In the analytics department battle, I am pro-centralized
Part 1: Weaknesses in a decentralized system
When I initially structured my agency analytics department in 2017, I had no choice but to make it decentralized. I was given a large access to the state’s Cloudera Hadoop platform, modern ingestion tools, and several petabytes of space. I had no staff at the time, yet there was a pressing need to quickly ramp up operations. I am also not a full stack developer. My back-end skills at the time were that of a true circa-2009 analyst — writing SQL, pulling from source systems to local tables, and then using BI software to create visuals, reports, and analyses.
Commence scavenger mode. I pulled in some DBAs from the IT department, a couple key SMEs, technical staff from our major vendor, and the developers of the state BI platform. From there, it was a matter of drawing up schematics and hoping that departments could spare the time to approve connection requests, blow through firewalls, and help build the ingestion segments.

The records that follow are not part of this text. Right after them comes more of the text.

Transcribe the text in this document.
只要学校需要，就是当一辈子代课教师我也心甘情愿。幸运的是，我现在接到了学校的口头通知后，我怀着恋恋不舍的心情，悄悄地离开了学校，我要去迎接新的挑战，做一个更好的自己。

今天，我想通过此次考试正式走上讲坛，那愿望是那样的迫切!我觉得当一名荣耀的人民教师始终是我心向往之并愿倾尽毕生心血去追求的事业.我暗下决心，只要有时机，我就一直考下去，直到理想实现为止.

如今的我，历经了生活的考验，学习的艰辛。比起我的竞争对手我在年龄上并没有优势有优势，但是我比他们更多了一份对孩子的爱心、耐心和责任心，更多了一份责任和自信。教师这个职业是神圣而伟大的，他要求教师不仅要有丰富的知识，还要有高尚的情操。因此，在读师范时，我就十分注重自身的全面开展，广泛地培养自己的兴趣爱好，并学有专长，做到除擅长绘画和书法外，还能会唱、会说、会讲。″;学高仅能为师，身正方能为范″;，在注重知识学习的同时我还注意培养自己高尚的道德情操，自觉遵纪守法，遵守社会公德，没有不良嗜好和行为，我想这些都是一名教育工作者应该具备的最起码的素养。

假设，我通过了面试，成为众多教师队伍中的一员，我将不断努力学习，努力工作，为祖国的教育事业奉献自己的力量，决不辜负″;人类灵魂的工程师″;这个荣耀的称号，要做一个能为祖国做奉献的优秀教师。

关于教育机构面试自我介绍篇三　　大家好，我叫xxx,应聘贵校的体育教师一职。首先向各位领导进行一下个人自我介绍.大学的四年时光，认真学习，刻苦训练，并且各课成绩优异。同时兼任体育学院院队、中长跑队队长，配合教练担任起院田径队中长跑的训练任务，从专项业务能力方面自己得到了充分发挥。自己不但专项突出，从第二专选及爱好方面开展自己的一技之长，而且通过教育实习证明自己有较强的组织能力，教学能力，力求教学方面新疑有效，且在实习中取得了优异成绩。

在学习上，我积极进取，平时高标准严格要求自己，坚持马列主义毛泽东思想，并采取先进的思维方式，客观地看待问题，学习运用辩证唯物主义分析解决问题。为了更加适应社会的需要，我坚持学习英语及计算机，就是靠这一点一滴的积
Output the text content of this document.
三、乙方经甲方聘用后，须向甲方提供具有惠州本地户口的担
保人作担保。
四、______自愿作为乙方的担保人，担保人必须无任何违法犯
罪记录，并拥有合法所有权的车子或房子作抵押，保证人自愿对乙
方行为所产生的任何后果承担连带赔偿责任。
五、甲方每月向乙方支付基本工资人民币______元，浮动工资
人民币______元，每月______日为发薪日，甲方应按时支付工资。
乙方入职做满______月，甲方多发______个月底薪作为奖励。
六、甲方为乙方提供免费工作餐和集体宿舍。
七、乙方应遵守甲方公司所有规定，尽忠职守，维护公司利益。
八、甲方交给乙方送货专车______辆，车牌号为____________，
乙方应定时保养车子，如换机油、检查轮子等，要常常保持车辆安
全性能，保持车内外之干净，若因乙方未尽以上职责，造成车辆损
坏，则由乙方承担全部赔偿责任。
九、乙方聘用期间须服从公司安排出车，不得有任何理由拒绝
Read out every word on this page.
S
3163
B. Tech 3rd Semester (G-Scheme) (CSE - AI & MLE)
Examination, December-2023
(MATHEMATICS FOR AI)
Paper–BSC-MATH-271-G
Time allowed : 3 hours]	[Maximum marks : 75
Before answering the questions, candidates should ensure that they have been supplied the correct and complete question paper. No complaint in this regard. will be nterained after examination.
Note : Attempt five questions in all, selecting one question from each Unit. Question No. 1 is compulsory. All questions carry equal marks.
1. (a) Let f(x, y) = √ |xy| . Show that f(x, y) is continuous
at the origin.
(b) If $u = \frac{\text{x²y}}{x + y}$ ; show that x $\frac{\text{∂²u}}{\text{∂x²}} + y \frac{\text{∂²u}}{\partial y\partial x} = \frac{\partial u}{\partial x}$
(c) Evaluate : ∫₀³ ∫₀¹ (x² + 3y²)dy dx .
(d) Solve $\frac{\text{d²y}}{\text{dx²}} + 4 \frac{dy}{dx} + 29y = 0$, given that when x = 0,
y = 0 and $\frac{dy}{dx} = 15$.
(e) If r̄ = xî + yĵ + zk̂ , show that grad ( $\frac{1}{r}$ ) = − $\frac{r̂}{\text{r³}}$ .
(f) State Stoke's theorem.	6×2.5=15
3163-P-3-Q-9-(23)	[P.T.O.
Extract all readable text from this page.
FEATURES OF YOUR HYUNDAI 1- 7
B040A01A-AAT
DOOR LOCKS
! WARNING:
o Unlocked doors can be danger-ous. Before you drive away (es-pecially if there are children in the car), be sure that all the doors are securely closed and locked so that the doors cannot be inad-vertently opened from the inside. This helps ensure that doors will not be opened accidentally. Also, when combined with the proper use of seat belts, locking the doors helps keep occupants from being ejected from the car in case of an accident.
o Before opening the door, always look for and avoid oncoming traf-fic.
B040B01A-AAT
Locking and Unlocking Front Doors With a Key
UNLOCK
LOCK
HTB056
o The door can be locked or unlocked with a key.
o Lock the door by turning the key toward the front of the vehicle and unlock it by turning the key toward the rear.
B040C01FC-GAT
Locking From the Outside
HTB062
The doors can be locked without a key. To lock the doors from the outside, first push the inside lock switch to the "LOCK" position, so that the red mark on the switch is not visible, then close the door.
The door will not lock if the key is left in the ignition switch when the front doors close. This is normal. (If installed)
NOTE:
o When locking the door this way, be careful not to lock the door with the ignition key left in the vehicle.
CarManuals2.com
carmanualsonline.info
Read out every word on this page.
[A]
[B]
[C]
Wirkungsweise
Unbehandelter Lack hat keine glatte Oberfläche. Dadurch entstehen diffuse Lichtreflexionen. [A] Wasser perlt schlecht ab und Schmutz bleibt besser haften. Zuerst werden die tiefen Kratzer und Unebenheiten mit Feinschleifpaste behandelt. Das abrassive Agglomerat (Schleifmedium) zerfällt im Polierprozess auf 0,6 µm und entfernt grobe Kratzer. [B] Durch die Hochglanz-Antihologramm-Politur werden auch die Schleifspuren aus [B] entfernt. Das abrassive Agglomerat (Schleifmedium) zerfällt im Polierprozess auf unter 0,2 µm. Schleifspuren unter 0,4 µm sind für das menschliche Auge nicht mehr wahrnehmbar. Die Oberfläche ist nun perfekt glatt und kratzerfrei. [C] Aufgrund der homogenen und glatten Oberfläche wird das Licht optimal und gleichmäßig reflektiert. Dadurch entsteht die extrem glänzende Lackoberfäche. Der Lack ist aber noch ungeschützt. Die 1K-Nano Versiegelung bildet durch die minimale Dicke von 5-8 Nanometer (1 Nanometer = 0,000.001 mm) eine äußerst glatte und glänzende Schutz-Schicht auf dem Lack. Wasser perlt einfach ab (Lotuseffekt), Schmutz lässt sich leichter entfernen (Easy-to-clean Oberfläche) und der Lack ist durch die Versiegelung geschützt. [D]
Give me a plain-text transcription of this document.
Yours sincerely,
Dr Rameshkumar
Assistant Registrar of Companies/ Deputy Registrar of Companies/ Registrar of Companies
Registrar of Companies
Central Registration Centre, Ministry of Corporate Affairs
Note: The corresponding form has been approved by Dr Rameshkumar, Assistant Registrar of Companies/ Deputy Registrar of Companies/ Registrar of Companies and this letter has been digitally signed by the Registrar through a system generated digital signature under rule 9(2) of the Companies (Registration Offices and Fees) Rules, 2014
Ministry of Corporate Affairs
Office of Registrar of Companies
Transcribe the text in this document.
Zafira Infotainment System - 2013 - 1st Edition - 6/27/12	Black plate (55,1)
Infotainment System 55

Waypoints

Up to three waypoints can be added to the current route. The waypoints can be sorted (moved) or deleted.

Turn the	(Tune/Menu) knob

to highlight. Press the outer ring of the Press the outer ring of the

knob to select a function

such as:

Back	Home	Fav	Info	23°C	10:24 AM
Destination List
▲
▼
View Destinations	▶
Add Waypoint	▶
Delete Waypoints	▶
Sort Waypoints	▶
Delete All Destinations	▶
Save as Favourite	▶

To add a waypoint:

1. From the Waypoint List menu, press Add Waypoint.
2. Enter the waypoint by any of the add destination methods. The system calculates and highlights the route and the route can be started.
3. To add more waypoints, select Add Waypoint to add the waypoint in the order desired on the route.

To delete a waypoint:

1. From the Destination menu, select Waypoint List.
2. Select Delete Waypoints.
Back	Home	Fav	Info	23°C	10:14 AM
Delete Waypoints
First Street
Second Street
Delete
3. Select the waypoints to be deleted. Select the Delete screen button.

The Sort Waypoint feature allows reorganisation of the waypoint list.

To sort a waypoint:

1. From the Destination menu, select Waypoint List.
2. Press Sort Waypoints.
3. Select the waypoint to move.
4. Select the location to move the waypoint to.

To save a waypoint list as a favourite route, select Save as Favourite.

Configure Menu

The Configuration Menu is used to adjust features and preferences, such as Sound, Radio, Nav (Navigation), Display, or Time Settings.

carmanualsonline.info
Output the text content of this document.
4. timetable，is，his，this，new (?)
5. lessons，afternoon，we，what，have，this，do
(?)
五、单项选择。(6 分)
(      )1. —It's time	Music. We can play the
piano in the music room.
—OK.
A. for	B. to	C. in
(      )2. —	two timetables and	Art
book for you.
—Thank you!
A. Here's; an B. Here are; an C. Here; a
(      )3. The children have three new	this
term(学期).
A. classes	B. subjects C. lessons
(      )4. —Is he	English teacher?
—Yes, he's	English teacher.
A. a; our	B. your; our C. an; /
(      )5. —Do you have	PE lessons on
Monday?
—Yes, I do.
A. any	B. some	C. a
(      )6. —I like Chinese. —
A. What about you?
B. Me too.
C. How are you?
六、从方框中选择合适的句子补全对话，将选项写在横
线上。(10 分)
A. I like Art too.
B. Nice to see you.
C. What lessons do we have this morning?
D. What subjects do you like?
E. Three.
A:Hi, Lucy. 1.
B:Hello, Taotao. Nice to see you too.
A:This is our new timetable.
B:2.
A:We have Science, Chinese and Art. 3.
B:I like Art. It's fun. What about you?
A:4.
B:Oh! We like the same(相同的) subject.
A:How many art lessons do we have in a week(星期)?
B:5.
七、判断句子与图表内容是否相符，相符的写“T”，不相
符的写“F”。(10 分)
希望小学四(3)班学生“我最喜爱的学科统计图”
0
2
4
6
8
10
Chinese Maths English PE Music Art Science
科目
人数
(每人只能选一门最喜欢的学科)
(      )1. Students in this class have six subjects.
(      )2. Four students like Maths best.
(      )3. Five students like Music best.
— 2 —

There was also plenty of begging involved: for time, for precious resources, and to get into the development pipeline — period. Once the jobs were done, it was a painfully slow matter of making change requests as they were needed. With an on-site centralized data engineer, there would have been much more responsiveness, but you fight with the army you have.
From there, I acquired and distributed nine Tableau licenses throughout the agency. Truthfully, maybe three or four of those licenses were in good hands. The other five were handed out in a manner that kept departments happy. In a centralized model, the analytics department staff would get the licenses, and they would have been used optimally.
In my attempts to be fiscally prudent, the licenses were issued with a warning that I’d be monitoring software usage levels. Employees who didn’t utilize their software would lose it, and the seat would be reassigned. I followed through with this threat by receiving periodic IT reports of the users’ Tableau software versions. Users with a software version more than a year old would get a nudge. Users who continued to avoid an update would get their seat pulled and reassigned. About a year in, I finally got a mostly-solid set of staff members with licenses.
But this was the worst part of the decentralized model: I was a trained analyst, not an engineer. Table transformations were farmed outside the organization and the final vision of curated data sets was not achieved. Decentralization meant playing office politics, which is just redistributing data misery.
Ultimately, I see decentralized analytics functions as a Step 1 in analytics maturity.
There are so many practical downsides to the decentralized model:
- So much harder to hire critical staff
- Nearly impossible to enforce minimum standards
- A Tableau license alone does not make a marketing specialist a data analyst
Rather, for the purposes of decidedly quashing office politics and establishing and executing a singular vision, it’s better to centralize. I’ll cover that topic in a future post.